Asino chi ascolta(e chi legge)

29 Lug

Omettere.Nascondere.Inventare.Mascherare.
Coprire.Mentire.Silenziare.Confondere.
Questi in estrema sintesi – con qualche rara eccezione –  i cardini dell’informazione di oggi.
Ci sono varie tecniche per seviziare una notizia.
La prima è non darla proprio (il metodo più efficace), oppure diffonderla ma in maniera mendace(che ne so, un’assoluzione al posto di una prescrizione).
Si può distrarre con delle baggianate (le vacanze dei vip, i corsi per i cani-ballerini, le diete a base di cioccolata,ecc) il pubblico pagante  per lobotomizzargli il cervello, come si può ripetere all’infinito un’affermazione fallace con l’obiettivo di farla diventare vera(il più grosso problema in Italia sono i giudici e le intercettazioni ci han sempre detto, seguite dall’annoso problema di quale sia il metodo migliore per girare la frittata, al volo o con un piatto), financo creare un vero e proprio allarme di massa dal niente (se siamo ancora vivi dall’aviaria è un miracolo…)
L’obiettivo?Lasciare a mantecare la gente nella propria ignoranza, da sempre un’ottima ricetta che ha permesso a Lorsignori di somministrarci di tutto e di mangiare alle nostre spalle.
Una persona più è informata meno è facile che venga presa per il culo.
In Italia, stranamente, la situazione è ancor più grave.

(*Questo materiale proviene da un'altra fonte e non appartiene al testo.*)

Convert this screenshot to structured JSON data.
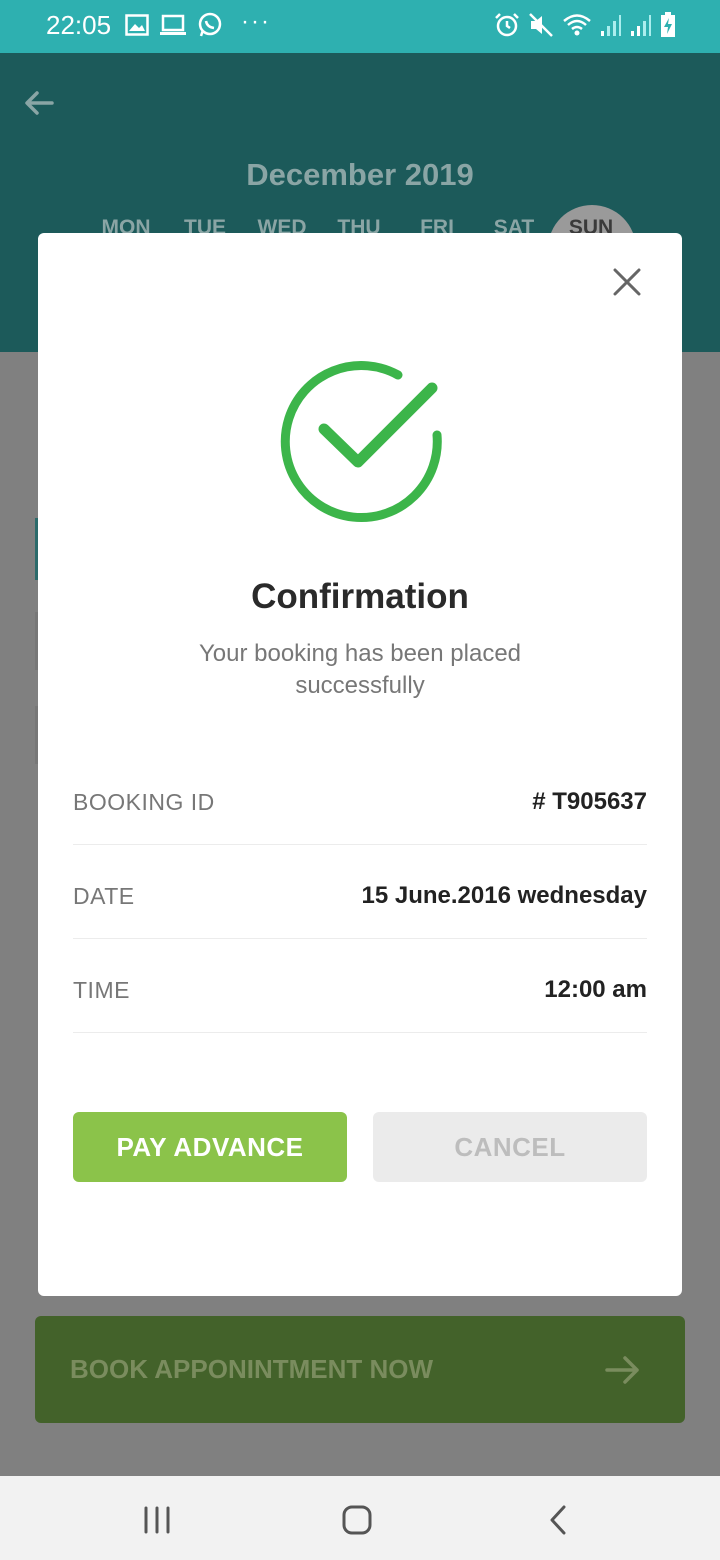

Siamo al 40° posto al Mondo nella classifica sulla libertà di stampa(fonte Rsf), davanti abbiamo degli Stati come la Bulgaria, la Corea del Sud, il Taiwan, la Namibia, tutte pietre miliari delle moderne democrazie.
In compenso ci lamentiamo se la Nazionale perde qualche posizione nella classifica della Fifa…
Stiamo riuscendo nell’impresa di mandare in nebbia anche uno dei pochi fiori all’occhiello che ci sono rimasti: la nostra lingua.
L’attacco è su più fronti .
Si parte con i neologismi inglesi .Parole come taggare,flagare,switchare,chattare se fossero rimaste nel dimenticatoio credo che nessuno si sarebbe legato e dato fuoco.
Si prosegue con dei termini che devono ingentilire, abbellire, riqualificare: lato b (che per me rimane quello di un 33 giri, dire sedere o culo è così demodè?), escort (la popolare berlina della Ford, poi ci sono le puttane,le troie,le mignotte o le bagasce  a seconda della latitudine) o spendig review (che sono sempre dei grossi tagli alla spesa pubblica, ma ti fanno sentire più un cittadino dell’Europa).
Il congiuntivo si sta estinguendo come gli orsi bianchi della caramella.
E’ molto edificante sentire dei giornalisti pronunciare delle frasi tipo”Pensiamo che è importante, speriamo che vinci, non credo che tu devi lasciare”.
Adesso se  vuoi fare il figo bocconiano devi dire “Lavoro in Telecom” e non alla Telecom, “Sono di Banca popolare” non “della Banca popolare”. Fastidioso quasi come le virgolette mimate con le dita, o come la frase “sei sul pezzo”.
Dalla carta stampata sta scomparendo l’uso dell’articolo determinativo.
Qualche anno fa si sarebbe detto “La Fiat lancia un nuovo modello” La Banca d’Italia taglia i tassi”, oggi l’articolo è superfluo. Ma si, come se tutto fose un mms…

Questo è il primo articolo del mio blog, il cui motto è ragionare con la propria testa.
Si parlerà di attualità, di politica, di sport&motori ed anche di cazzate, sempre cercando andare in profondità alle cose.

Perché l’unico modo che abbiamo di realizzare i nostri sogni è svegliarsi.